Amazing how things change when one can't simply frontrun central banks with impunity, and yes - Tepper was right.
The chart below lays out the details:
First the good news: both Investment banking, at $1.6 billion in revenue and institutional equities, at $1.75 billion, posted Y/Y increases of 6.3% and 9.4%, respectively. The banking rise was to be expected, with Goldman remaining the underwriter of choice for most IPOs and debt offerings, as well as the go to advisor for M&A deals and various corporate buybacks.
The bad news however was dramatic: everyone expected FICC would be down, but plunging 33% to $1.46 billion from $2.2 billion a year ago was certainly a surprise. Because if even Goldman can't make commissions on moving bonds, commodities and currencies, then the environment has gotten beyond illiquid.
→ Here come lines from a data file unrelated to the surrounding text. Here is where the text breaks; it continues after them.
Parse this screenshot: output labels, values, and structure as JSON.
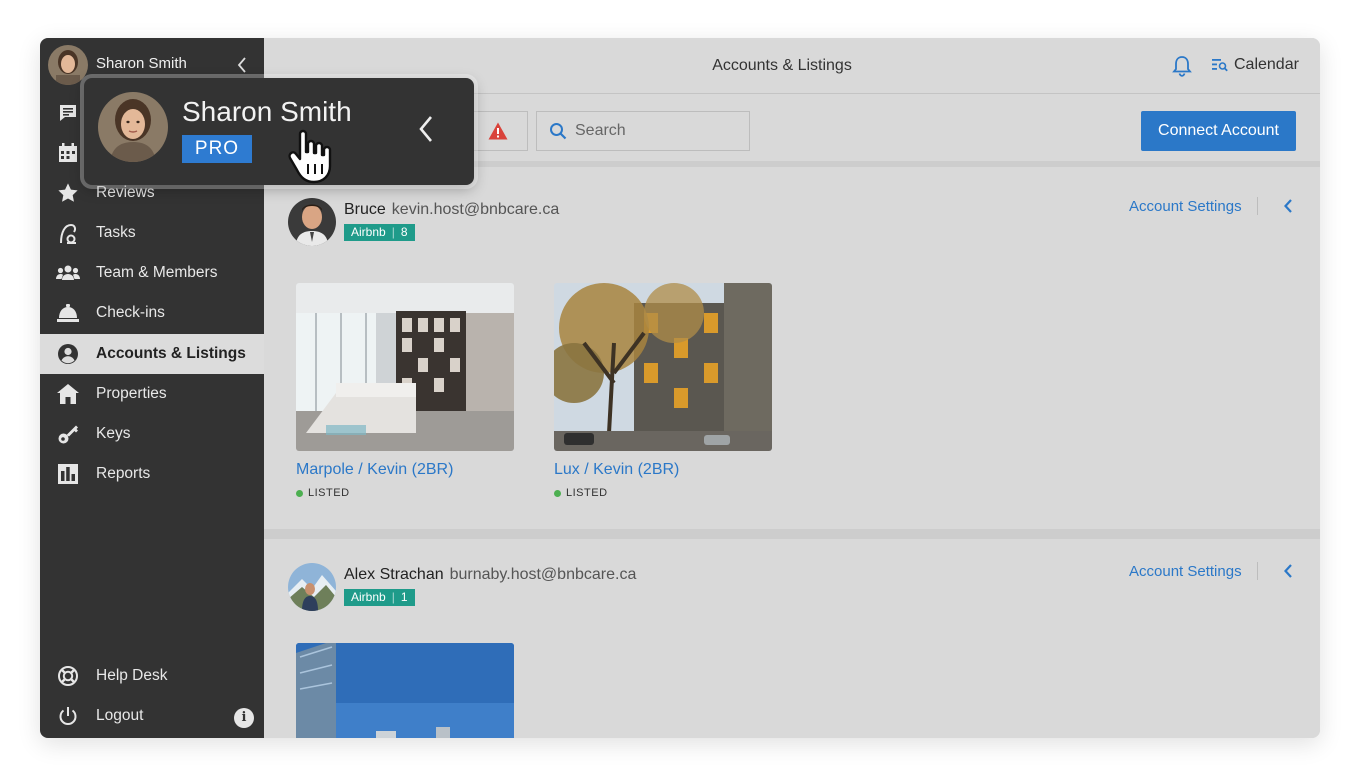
{
  "user": {
    "name": "Sharon Smith",
    "plan": "PRO"
  },
  "sidebar": {
    "items": [
      {
        "label": "",
        "icon": "messages-icon"
      },
      {
        "label": "",
        "icon": "calendar-icon"
      },
      {
        "label": "Reviews",
        "icon": "star-icon"
      },
      {
        "label": "Tasks",
        "icon": "vacuum-icon"
      },
      {
        "label": "Team & Members",
        "icon": "team-icon"
      },
      {
        "label": "Check-ins",
        "icon": "bell-service-icon"
      },
      {
        "label": "Accounts & Listings",
        "icon": "user-circle-icon",
        "active": true
      },
      {
        "label": "Properties",
        "icon": "home-icon"
      },
      {
        "label": "Keys",
        "icon": "key-icon"
      },
      {
        "label": "Reports",
        "icon": "chart-icon"
      }
    ],
    "bottom": [
      {
        "label": "Help Desk",
        "icon": "lifebuoy-icon"
      },
      {
        "label": "Logout",
        "icon": "power-icon"
      }
    ],
    "info_glyph": "i"
  },
  "topbar": {
    "title": "Accounts & Listings",
    "calendar_label": "Calendar"
  },
  "toolbar": {
    "search_placeholder": "Search",
    "connect_label": "Connect Account"
  },
  "accounts": [
    {
      "name": "Bruce",
      "email": "kevin.host@bnbcare.ca",
      "platform": "Airbnb",
      "count": "8",
      "settings_label": "Account Settings",
      "listings": [
        {
          "title": "Marpole / Kevin (2BR)",
          "status": "LISTED"
        },
        {
          "title": "Lux / Kevin (2BR)",
          "status": "LISTED"
        }
      ]
    },
    {
      "name": "Alex Strachan",
      "email": "burnaby.host@bnbcare.ca",
      "platform": "Airbnb",
      "count": "1",
      "settings_label": "Account Settings",
      "listings": [
        {
          "title": "",
          "status": ""
        }
      ]
    }
  ],
  "colors": {
    "accent": "#2b78c8",
    "sidebar": "#333333",
    "badge": "#1f9b8a",
    "alert": "#d9433b",
    "listed": "#4caf50"
  }
}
Thank the HFTs and the central banks.
Even worse, however, was Goldman's own prop book (yes, the FDIC-insured hedge fund still has a prop trading operation despite the Volcker Rule, only it calls it Investing and Lending now instead of by its old name "Prop trading"), which plummeted by a whopping 60% from $1.7 billion a year ago to a paltry $670 million. This was the lowest revenue Goldman's prop trading group has generated since Q2 2012 and bodes very badly for the future of not only banks but hedge funds. Because if Goldman, which has spawned more central bankers than any other bank, can't make money trading its own book in this environment, nobody else can.
This is what Lloyd Blankfein had to say about the disappointing results:
“We experienced lower levels of activity and declining asset prices during the quarter, reflecting renewed concerns about global economic growth,” said Lloyd C. Blankfein, Chairman and Chief Executive Officer. “We continue to see strong levels of activity in Investment Banking and growth in Investment Management, and looking ahead, are encouraged by the competitive positioning of our global client franchise. Our focus on serving our clients and improving operating leverage puts us in a strong position to generate superior returns for our shareholders.”
At least Lloyd didn't sugar coat it too much unlike his CEO peers at BofA and JPM. And, he also promptly took it out on his employees: accrued compensation expense plunged to $2.35 billion, down 16% from a year ago, leading to a compensation margin of just 34% the lowest in 2015, even as the bank added another 2000 employees, bringing its total staffing level to 36,900, up from 33,500 a year ago.
Which means that on a trailing 12 month basis, the average Goldman banker compensation has tumbled from $373,181 to just $340,759 - this is the lowest compensation accrual per average banker in the pat five years.
And yes, while for the average American this is still a whopping amount, that even Goldman is now suffering wage deflation is hardly good news for the rest of the economy.